Flexibility-Energy: When all trials were included, killer whales responded with low and moderate energy behaviors to the innovate cue significantly more than with high energy single actions, multiple behaviors of the same or mixed energy levels, as indicated by a significant effect for energy [Huynh–Feldt F(3.75, 18.75) = 8.14, p < 0.001, partial eta sq = 0.62]. Sidak post hoc tests indicated that low energy single actions were performed significantly more often by the killer whales than two or more low energy behaviors [p < 0.01], two or more high energy behaviors [p = 0.052], two or more combinations of moderate and high energy behaviors [p < 0.05], and a combination of all three energy levels [p < 0.05]. Sidak post hoc tests also indicated that a combination of low and moderate energy actions was performed significantly more often than two or more high energy behaviors [p < 0.05], a combination of moderate and high energy behaviors [p < 0.05], and a combination of low, moderate, and high energy behaviors [p < 0.05]. Finally, one high energy behavior was produced more often than two or more high energy behaviors [p = 0.063], (Fig. S3). After low and moderate energy single action responses, the next most frequently used energy levels used were heterogenous—low and moderate then low and high—with multiple behaviors presented simultaneously or in sequence (Fig. S3). These results for all trials are similar to those observed in the minimum standard trials (Fig. S3).

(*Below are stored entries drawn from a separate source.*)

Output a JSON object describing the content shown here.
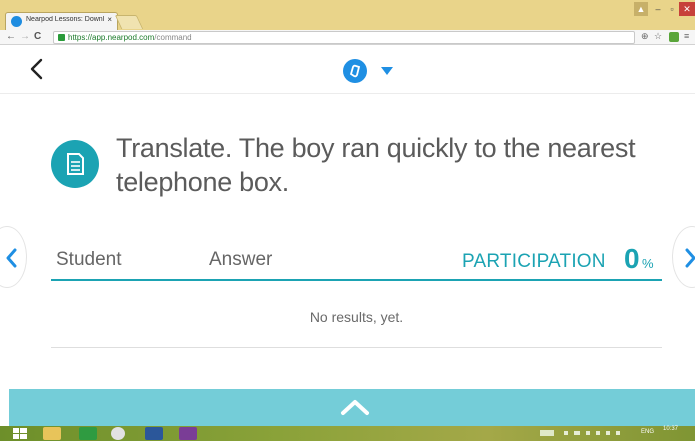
{
  "browser": {
    "tab_title": "Nearpod Lessons: Downl",
    "tab_close": "×",
    "url_host": "https://app.nearpod.com",
    "url_path": "/command",
    "controls": {
      "back": "←",
      "forward": "→",
      "reload": "C",
      "zoom": "⊕",
      "star": "☆",
      "menu": "≡",
      "minimize": "–",
      "maximize": "▫",
      "close": "✕",
      "user": "▲"
    }
  },
  "header": {
    "logo": "nearpod-logo-icon",
    "accent": "#1f8fe3"
  },
  "question": {
    "text": "Translate. The boy ran quickly to the nearest telephone box."
  },
  "results": {
    "col_student": "Student",
    "col_answer": "Answer",
    "participation_label": "PARTICIPATION",
    "participation_value": "0",
    "participation_unit": "%",
    "empty_message": "No results, yet."
  },
  "taskbar": {
    "lang": "ENG",
    "time": "10:37"
  },
  "colors": {
    "teal": "#1ba3b3",
    "drawer": "#74cdd8",
    "chrome_frame": "#e9d48a"
  }
}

Flexibility-Type: Killer whales responded primarily with four types of flexibility: motor (type 1), vocal (2), multiple actions both/all motor (4), and motor and vocal actions together (7), which was indicated by a significant main effect of type [Huynh–Feldt F(2.77, 13.85) = 10.58, p < 0.001, partial eta sq = 0.68]. Sidak post hoc tests indicated that single motor actions were performed significantly more often than two or more vocal responses [p < 0.05] and all three types of actions were performed in combination [p < 0.05]. Additionally, the combination of motor and vocal actions were performed significantly more often than two or more vocal actions [p < 0.05], two or more bubble actions [p < 0.05], and a combination of motor, vocal, and bubble [p < 0.05 (Table 4; Fig. S4)]. Killer whales rarely used bubble responses or heterogenous behaviors that included bubbles and either motor or vocal actions (Fig. S4).

Flexibility-Repertoire: Similar to the standardized data, all animals responded with behaviors from their trained repertoire to the most innovative cue requests (Table S1), though four killer whales (KAM, KEI, MOA, TAK) presented one to two behaviors each in a single session that had not previously been identified in their repertoires (Table S1). Three animals were immature – one female (KAM) and two males (KEI, MOA) – and the fourth individual was the matriarch from SWT (TAK) (Table S1).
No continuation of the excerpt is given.